Bölüm 1: Yorucu Gün

21.8K 556 182
                                    

"Evet, çocuklar çıkabilirsiniz."

Günün son ziliydi. Yorgunluktan ağırmış başını ovuştururken iyi akşamlar dileyen öğrencilerine karşılık veriyordu. Son anda aklına gelen bir dalgayla öğrencileri durdurdu.

"Eee, unutmadan," bütün öğrenciler ona döndü. "yarın serbest etkinlik yapacağız. Merak ettiğiniz bir konu varsa araştırıp gelin."

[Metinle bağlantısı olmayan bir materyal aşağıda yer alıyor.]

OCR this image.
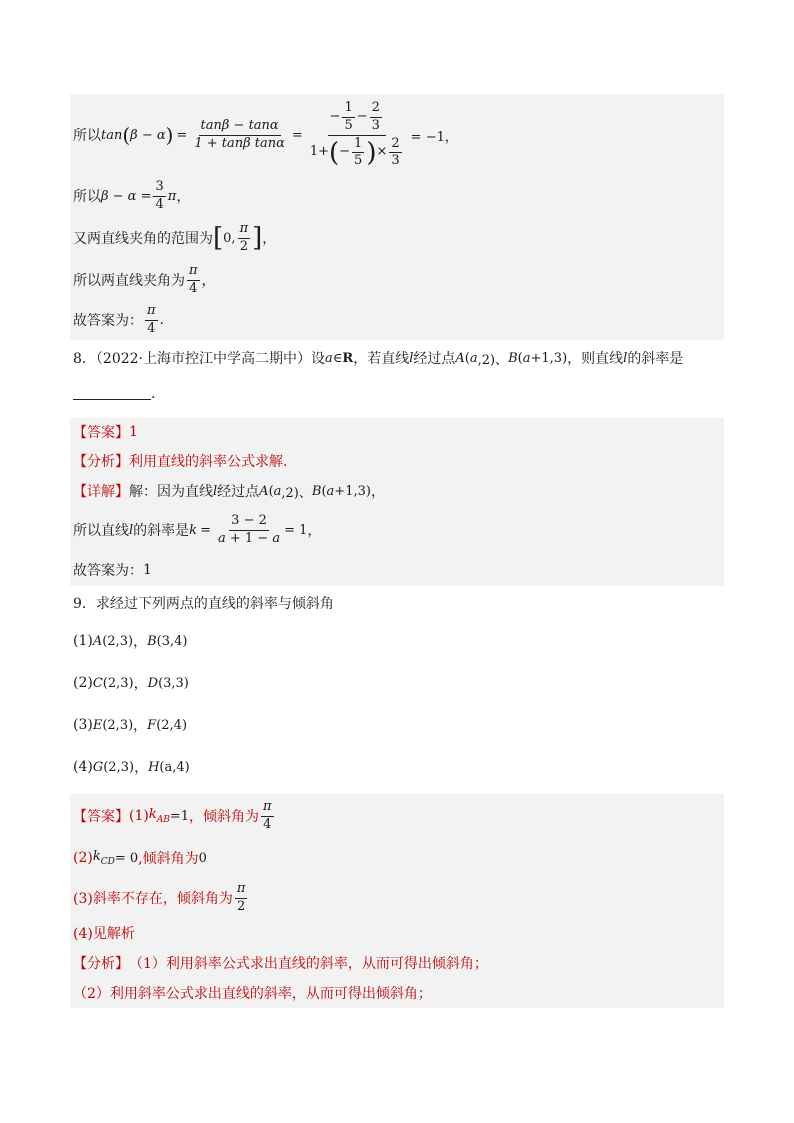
所以 tan ( β − α ) = $\frac{\tan\beta - \tan\alpha}{\text{1 + tanβ tanα}}$ =
− $\frac{1}{5} - \frac{2}{3}$
1+ ( − $\frac{1}{5}$ ) × $\frac{2}{3} = -1$，
所以 $\beta - \alpha = \frac{3}{4}$ π ，
又两直线夹角的范围为 [ 0, $\frac{\pi}{2}$ ] ，
所以两直线夹角为 $\frac{\pi}{4}$ ，
故答案为： $\frac{\pi}{4}$ .
8．（2022·上海市控江中学高二期中）设 a ∈ R ，若直线 l 经过点 A ( a ,2)、 B ( a +1,3) ，则直线 l 的斜率是
.
【答案】 1
【分析】 利用直线的斜率公式求解.
【详解】 解：因为直线 l 经过点 A ( a ,2)、 B ( a +1,3) ，
所以直线 l 的斜率是 $k = \frac{3 - 2}{a + 1 - a} = 1$ ，
故答案为： 1
9．求经过下列两点的直线的斜率与倾斜角
(1) A (2,3) ， B (3,4)
(2) C (2,3) ， D (3,3)
(3) E (2,3) ， F (2,4)
(4) G (2,3) ， H (a,4)
【答案】 (1) $k_{AB} =1$ ，倾斜角为 $\frac{\pi}{4}$
(2) $k_{CD} = 0$ ,倾斜角为 0
(3)斜率不存在，倾斜角为 $\frac{\pi}{2}$
(4)见解析
【分析】 （1）利用斜率公式求出直线的斜率，从而可得出倾斜角；
（2）利用斜率公式求出直线的斜率，从而可得出倾斜角；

Sözünü tamamladıktan sonra öğrencileri şöyle bir süzdü. Tepkilerini inceledi. Çoğu belirgin bir tepki vermemiş, bir kısmı yüzünü buruşturmuş, bir kısmının da gözleri parlamıştı. Genel bir analiz yaparak yarınki derste kimlerle tartışma olacağını az çok kestirmiş oldu.

Sessizce sınıfın boşalmasını bekledi. Hala başını ovuşturmaya devam ediyordu. Sınıf tamamen boşaldıktan sonra bir süre bekledi. Öylece durdu sadece. Kafasını öne eğdi ve sessizliği dinlemeye başladı. Günün yorgunluğunu bu şekilde hafifletiyordu. Derin bir nefes alarak doğruldu ve elini çantasına attı. Hızlı tempo yürümeye başladı.

Kolejin kapısından çıkınca temiz havayı içine çekti. Yorgunluğu daha da hafiflemişti. Sessizce arabasını park ettiği bölgeye yöneldi.

Kapıyı kapatınca yine bir süre bekledi. Harekete geçtikten sonra elini müzik çalara uzattı.

Çıkan şarkı onu hüzünlendirdi. Bir anda kendini 1985'teki konserde buldu. 24 yaşındaydı. "Scorpions" isimli rock grubu gelmişti. New Jersey'den California'ya gitmişlerdi sırf o gün için. Yanındaki kadını çok iyi hatırlıyordu.

Belinda.

Hatırlıyordu. Hatırlamaması imkansızdı. Belinda onun her şeyiydi. Ona o gün evlenme teklifi etmişti. Tam da o şarkı çalarken. Kabul ettikten sonraki sevincini hatırlıyordu.

Gözünde biriken yaşı silerek "Still Loving You" isimli şarkıyı dinlemeye devam etti.

Şarkı bittiğinde evine az kalmış sayılırdı. Kalan süreyi müziksiz geçirmeye karar verip Müzik çaları kapattı.

Evine varınca arabadan çıktı. Bagajdan çantasını ve yanındaki paketi aldı. Bagajı kapatıp evin kapısına yöneldi. Kapıyı açtı. Kilitli değildi. Sessizce içeri girdi.

"İzzy? Evde misin canım?"

Kızı mutfaktan kafasını çıkartıp ona gülümsedi. Yanına gidip sıkıca sarıldı.

"Hoş geldin babacığım."

"Hoş buldum hayatım. Bu koku da ne?"

"Pasta için frambuazlı sos hazırlıyorum." Bir süre duraksadı. "Ha bir de koleksiyonun yeni parçası var." dedi eliyle salonun ucunda cam kenarının dibindeki beyaz gülü göstererek. Bembeyaz çiçeklerin arasına yeni katılmıştı.

Arnott şefkatle gülümsedi. Kızının gözlerinin içine baktı.

"Belinda olsa seninle gurur duyardı." dedi gülümsemeye devam ederek.

İsabella'da aynı gülümsemeyle karşılık verdi.

"Anneminki bir tutkuydu baba. Ben ise bunu miras kabul ettim. Ayrıca salonun o köşesi cidden güzel durmuyor mu?"

"Evet kızım." dedi Arnott. Kızı onun için tekti. Belinda'sından kalan tek şey.

İsabella mutfağa geçince o da paketi salondaki televizyonun hemen yanına bıraktı. Çantasını da koltuğun üstüne bırakınca mutfağa geçti. İsabella frambuazlı sosu pandispanyanın üstüne döküyordu.

"Yardım edebileceğim bir şey var mı?"

"Hayır, ama istiyorsan dolaptaki meyvelerden meyve suyu yapabilirsin."